A team deployed a private endpoint for an Azure Storage account in VNet-A. The private endpoint is healthy, but VMs in VNet-A still resolve the storage account name to the public IP address. What should the administrator configure next?

Add a route table that sends storage traffic to the private endpoint.

Routing does not change name resolution. The VMs are failing to resolve the FQDN to the private address.

Create a network security group rule that allows outbound HTTPS.

An NSG rule may be necessary later, but it cannot change which IP address DNS returns for the storage name.

Enable service endpoints for Microsoft.Storage on the subnet.

Service endpoints are not required for private endpoint name resolution and still do not provide the private DNS mapping needed here.

What does this AZ-104 question test?

CIDR notation defines the prefix length.

What is the correct answer to this question?

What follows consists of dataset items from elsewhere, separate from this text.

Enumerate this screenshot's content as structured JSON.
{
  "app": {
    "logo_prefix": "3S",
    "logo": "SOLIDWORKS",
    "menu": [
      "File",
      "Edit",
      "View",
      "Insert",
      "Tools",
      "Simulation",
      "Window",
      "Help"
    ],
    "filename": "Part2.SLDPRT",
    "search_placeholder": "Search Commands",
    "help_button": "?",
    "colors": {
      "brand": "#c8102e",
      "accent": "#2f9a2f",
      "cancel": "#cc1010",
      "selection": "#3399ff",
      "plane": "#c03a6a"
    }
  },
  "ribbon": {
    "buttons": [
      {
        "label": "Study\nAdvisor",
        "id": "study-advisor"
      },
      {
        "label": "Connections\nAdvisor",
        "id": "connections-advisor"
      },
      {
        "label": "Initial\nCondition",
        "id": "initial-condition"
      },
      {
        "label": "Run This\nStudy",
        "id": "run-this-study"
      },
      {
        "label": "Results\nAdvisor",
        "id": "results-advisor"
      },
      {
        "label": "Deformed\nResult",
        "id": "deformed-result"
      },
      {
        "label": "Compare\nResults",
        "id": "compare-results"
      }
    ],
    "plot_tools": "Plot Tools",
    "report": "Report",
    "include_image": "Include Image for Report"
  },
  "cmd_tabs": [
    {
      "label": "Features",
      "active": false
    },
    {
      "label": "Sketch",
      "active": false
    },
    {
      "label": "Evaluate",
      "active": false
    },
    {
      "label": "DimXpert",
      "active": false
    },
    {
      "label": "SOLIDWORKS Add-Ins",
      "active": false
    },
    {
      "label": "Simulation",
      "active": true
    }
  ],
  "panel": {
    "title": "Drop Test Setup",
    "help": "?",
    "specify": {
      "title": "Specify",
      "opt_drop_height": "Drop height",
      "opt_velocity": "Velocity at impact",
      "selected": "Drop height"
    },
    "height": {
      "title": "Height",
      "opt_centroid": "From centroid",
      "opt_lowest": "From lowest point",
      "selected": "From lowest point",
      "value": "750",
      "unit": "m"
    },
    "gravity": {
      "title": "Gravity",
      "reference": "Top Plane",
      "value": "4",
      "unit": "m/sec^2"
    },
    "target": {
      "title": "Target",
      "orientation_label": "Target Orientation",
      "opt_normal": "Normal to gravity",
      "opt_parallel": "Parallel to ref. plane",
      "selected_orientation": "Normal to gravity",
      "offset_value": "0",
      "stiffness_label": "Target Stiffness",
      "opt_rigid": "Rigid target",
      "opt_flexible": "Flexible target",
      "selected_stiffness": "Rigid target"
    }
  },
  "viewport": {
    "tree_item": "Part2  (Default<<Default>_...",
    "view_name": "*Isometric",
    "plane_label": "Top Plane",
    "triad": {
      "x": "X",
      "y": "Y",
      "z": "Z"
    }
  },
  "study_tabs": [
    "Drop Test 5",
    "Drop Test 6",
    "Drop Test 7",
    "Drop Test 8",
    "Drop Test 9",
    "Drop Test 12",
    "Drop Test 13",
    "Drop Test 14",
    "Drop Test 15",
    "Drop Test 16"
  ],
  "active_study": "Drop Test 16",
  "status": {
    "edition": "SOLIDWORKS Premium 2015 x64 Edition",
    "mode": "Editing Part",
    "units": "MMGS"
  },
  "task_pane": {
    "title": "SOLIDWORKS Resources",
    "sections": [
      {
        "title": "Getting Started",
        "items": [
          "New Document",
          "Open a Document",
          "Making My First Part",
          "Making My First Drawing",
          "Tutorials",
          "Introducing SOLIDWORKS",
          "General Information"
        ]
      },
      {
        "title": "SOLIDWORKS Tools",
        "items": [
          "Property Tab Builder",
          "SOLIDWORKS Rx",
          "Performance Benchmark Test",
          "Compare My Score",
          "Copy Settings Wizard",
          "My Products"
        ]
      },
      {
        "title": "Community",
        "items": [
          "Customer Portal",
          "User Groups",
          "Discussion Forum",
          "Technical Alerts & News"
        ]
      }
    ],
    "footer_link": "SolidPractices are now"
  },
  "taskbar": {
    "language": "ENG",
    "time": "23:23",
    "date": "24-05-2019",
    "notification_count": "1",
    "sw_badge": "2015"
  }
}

The correct answer is: Link the appropriate private DNS zone to VNet-A. — When a private endpoint is deployed, clients must resolve the service FQDN to the private endpoint IP. If they still get the public address, DNS is not pointing them to the private zone. Linking the private DNS zone to VNet-A provides the needed name resolution so the storage account name maps to the private IP. That is the key follow-up step after creating the private endpoint. Why others are wrong: A route table changes packet forwarding, not DNS answers. An NSG rule can allow or block traffic after resolution occurs, but it cannot alter the IP returned by the lookup. Service endpoints are a different connectivity model and do not fix private endpoint DNS behavior. The symptom is name resolution, so the correct fix is the private DNS zone link.

What should I do if I get this AZ-104 question wrong?

Then try more questions from the same exam bank and focus on understanding why the wrong options are tempting.